ECLI:NL:RBSGR:2000:AA5375
Rechtbank 's-Gravenhage
- Eerste aanleg - enkelvoudig
- M.J. van den Bergh
- Rechtspraak.nl
Afwijzing aanvraag machtiging tot voorlopig verblijf door de Minister van Buitenlandse Zaken
In deze zaak gaat het om de afwijzing van een aanvraag voor een machtiging tot voorlopig verblijf (mvv) door de Minister van Buitenlandse Zaken. Eiseres, A, van Russische nationaliteit, heeft samen met haar minderjarige kind een aanvraag ingediend, gesteund door haar echtgenoot, C, die in Nederland als vluchteling is toegelaten. De aanvraag werd op 8 april 1998 afgewezen, waarna eiseres bezwaar maakte. Dit bezwaar werd op 3 september 1999 ongegrond verklaard, wat leidde tot het indienen van beroep bij de rechtbank op 30 september 1999.

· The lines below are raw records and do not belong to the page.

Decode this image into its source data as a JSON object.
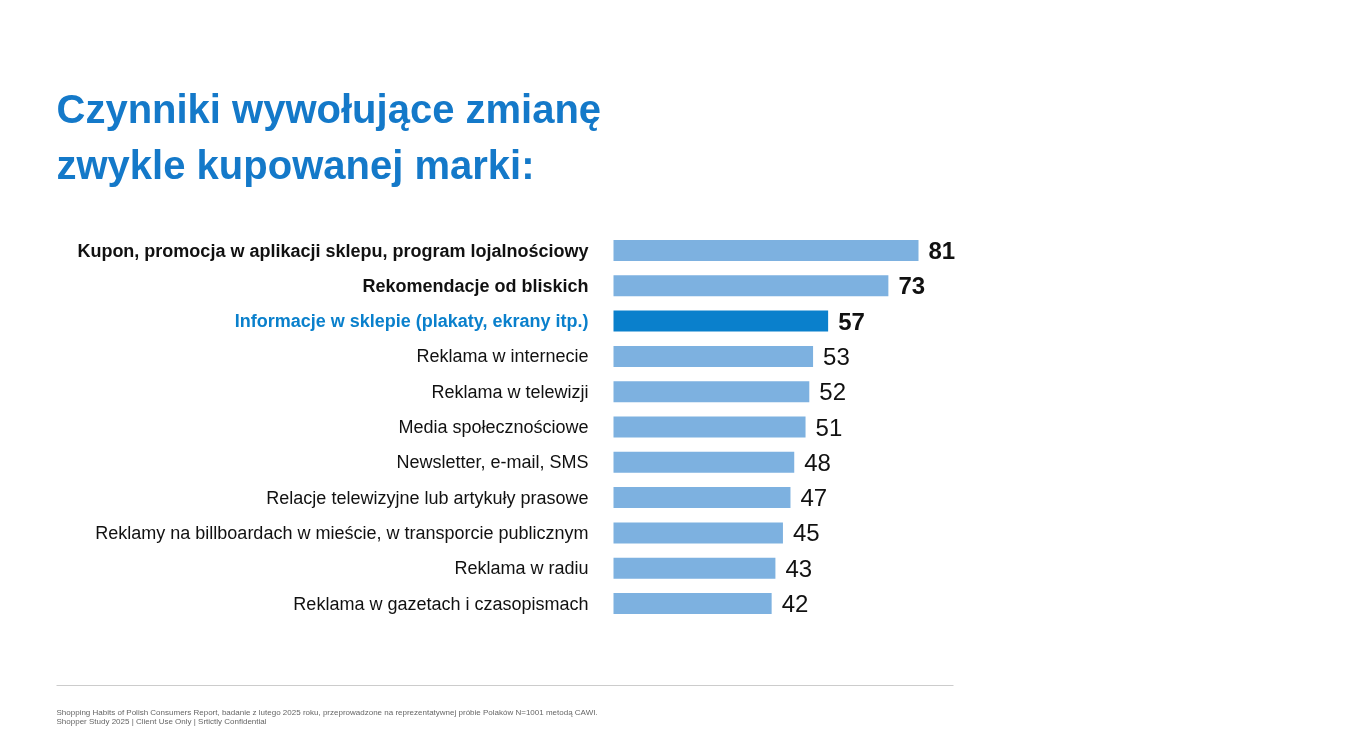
{
  "chart_data": {
    "type": "bar",
    "orientation": "horizontal",
    "title": "Czynniki wywołujące zmianę zwykle kupowanej marki:",
    "categories": [
      "Kupon, promocja w aplikacji sklepu, program lojalnościowy",
      "Rekomendacje od bliskich",
      "Informacje w sklepie (plakaty, ekrany itp.)",
      "Reklama w internecie",
      "Reklama w telewizji",
      "Media społecznościowe",
      "Newsletter, e-mail, SMS",
      "Relacje telewizyjne lub artykuły prasowe",
      "Reklamy na billboardach w mieście, w transporcie publicznym",
      "Reklama w radiu",
      "Reklama w gazetach i czasopismach"
    ],
    "values": [
      81,
      73,
      57,
      53,
      52,
      51,
      48,
      47,
      45,
      43,
      42
    ],
    "colors": [
      "#7db1e0",
      "#7db1e0",
      "#0a80cc",
      "#7db1e0",
      "#7db1e0",
      "#7db1e0",
      "#7db1e0",
      "#7db1e0",
      "#7db1e0",
      "#7db1e0",
      "#7db1e0"
    ],
    "data_labels": true,
    "grid": false,
    "annotations": [
      "Shopping Habits of Polish Consumers Report, badanie z lutego 2025 roku, przeprowadzone na reprezentatywnej próbie Polaków N=1001 metodą CAWI.",
      "Shopper Study 2025 | Client Use Only | Srtictly Confidential"
    ]
  }
}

De openbare behandeling vond plaats op 8 februari 2000, waarbij zowel eiseres als verweerder vertegenwoordigd waren. De rechtbank oordeelde dat eiseres niet in aanmerking kwam voor de mvv, omdat zij niet dezelfde nationaliteit als haar echtgenoot had en dus niet in aanmerking kwam voor een afgeleide vluchtelingenstatus. De rechtbank stelde vast dat er geen klemmende redenen van humanitaire aard waren die de afwijzing konden rechtvaardigen.
Eiseres voerde aan dat haar recht op respect voor het familie- en gezinsleven, zoals vastgelegd in artikel 8 van het Europees Verdrag voor de Rechten van de Mens (EVRM), geschonden werd. De rechtbank oordeelde echter dat er geen objectieve belemmeringen waren om het gezinsleven buiten Nederland uit te oefenen, aangezien referent, haar echtgenoot, in de Russische Federatie had verbleven en daar geen belemmeringen voor verblijf bij zijn echtgenote kon worden aangetoond. De rechtbank concludeerde dat de afwijzing van de mvv terecht was en verklaarde het beroep ongegrond.